Monitoring

Metrics, Logs and Traces for Services in the Kubernetes.

We are aiming to seamlessly connect services within Kubernetes to our monitoring stack for metrics, logs, and traces, utilizing various tools for this purpose. This description outlines how data from Kubernetes is structured within the monitoring system and how the different components can be utilized. For detailed information, please take a look at the monitoring itself.

Organization of the Data

The metrics, logs, and traces that are collected are aggregated based on the organizationalUnit specified in the request. Read and write access to the data of an organizationalUnit cannot be further divided.

Grafana

Access to the data can be achieved using our Grafana instance. There, an organization can be associated with the data of an organizationalUnit.

In Grafana, the corresponding data sources are automatically created within the organizations to access metrics, logs, and traces. These sources are named:

Metrics: WWU Kube: Mimir
Logs: WWU Kube: Loki
Traces: WWU Kube: Tempo

The prefix WWU Kube can be customized, and we are currently in the process of transitioning to assign new default names here.

Metrics

To gather metrics in Kubernetes, we utilize Prometheus in combination with the Prometheus Operator. As a long-term storage solution, we automatically forward the metrics to Mimir.

To gather metrics from services in the Kubernetes, there are several Custom Resource Definitions (CRDs) available that can be used to specify which metrics should be collected. A more detailed description of these CRDs can be found in the documentation of the Prometheus Operator. The most common case is likely to utilize a ServiceMonitor to obtain metrics from the Pods of a Service. Note, that you will have to allow the traffic between the metrics endpoint and our ingester inside the cluster, like in this example.

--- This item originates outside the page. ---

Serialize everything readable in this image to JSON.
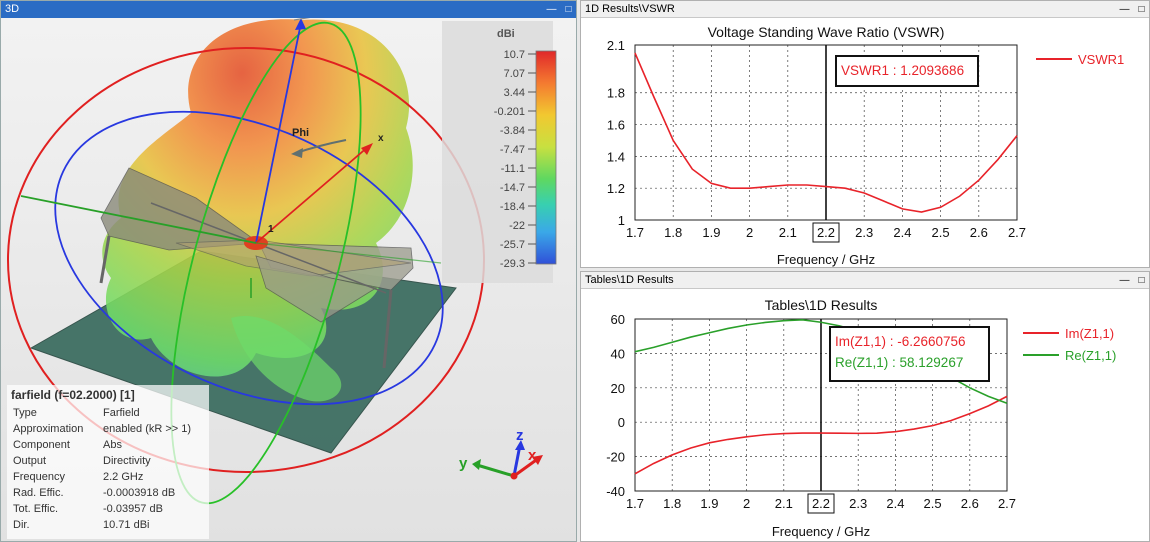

For instance, the following resource collects metrics from all pods of the service, determined by the corresponding fields namespaceSelector, selector and endpoints:

apiVersion: monitoring.coreos.com/v1
kind: ServiceMonitor
metadata:
  name: example
  namespace: example
spec:
  endpoints:
    - interval: 30s
      path: /metrics
      port: http-metrics
  namespaceSelector:
    matchNames:
      - example
  selector:
    matchLabels:
      app.kubernetes.io/component: example
      app.kubernetes.io/instance: example
      app.kubernetes.io/name: example

Certain metrics, such as whether a service is up, or CPU and memory consumption, are not metrics of our own services but are collected by external cluster services. To enable our tenants to use such metrics, we endeavor to enrich the metrics of the organizationalUnit with some cluster metrics. However, this is done only with metrics that correspond to the namespaces of the organizationalUnit.

Currently, this consists of a subset of metrics from both the Kubelet and the kube-state-metrics service. If additional cluster metrics are required, we will explore the possibility of making them available.

Logs

Logs in Kubernetes are collected using Vector and then sent to the central Loki of our monitoring system.

The logs of all pods in the namespaces of the Kubernetes Clusters are automatically collected under the respective organizationalUnit. Technically, this is achieved through the use of the owner Annotations on the Pods, which are automatically added to each Pod.

Retention Time

By default, Loki stores logs for a period of 14 days. However, it is possible to increase the log retention time to either 90 or 180 days. This can be achieved by adding the cloud.uni-muenster.de/vector-retention annotation to your Kubernetes pod configuration file and set them to 90d or 180d accordingly.

For a 90-day retention period, add the following annotation:

apiVersion: v1
kind: Pod
metadata:
  name: my-pod
  labels:
    app: my-app
  annotations:
    cloud.uni-muenster.de/vector-retention: "90d"
spec:
  containers:
  ...

Traces

Kubernetes is also capable of collecting traces from services. For this purpose, we utilize the OpenTelemetry Collector to ingest data in various formats. The data is then send to the central Tempo of our monitoring system.

Sending Traces

On each node, an OpenTelemetry Collector Agent is running, which accepts traces via various ports and protocols. This agent can be accessed from within the pods using the syntax host:.

Currently, we support the following interfaces:

Protocol	Port
otlp	tcp/4317
Jaeger GPRC	tcp/14250
Jaeger Thrift	tcp/14268
Jaeger Thrift Binary	upd/6832
Jaeger Thrift Compact	udp/6831
zipkin	tcp/9411

We ourselves predominantly rely on otlp where possible and also recommend it to our customers. It appears that tracing is gradually consolidating around this protocol. In the future, we are planning to deactivate protocols that haven’t gained traction.

To facilitate the onboarding process, there are examples available on how to send such traces.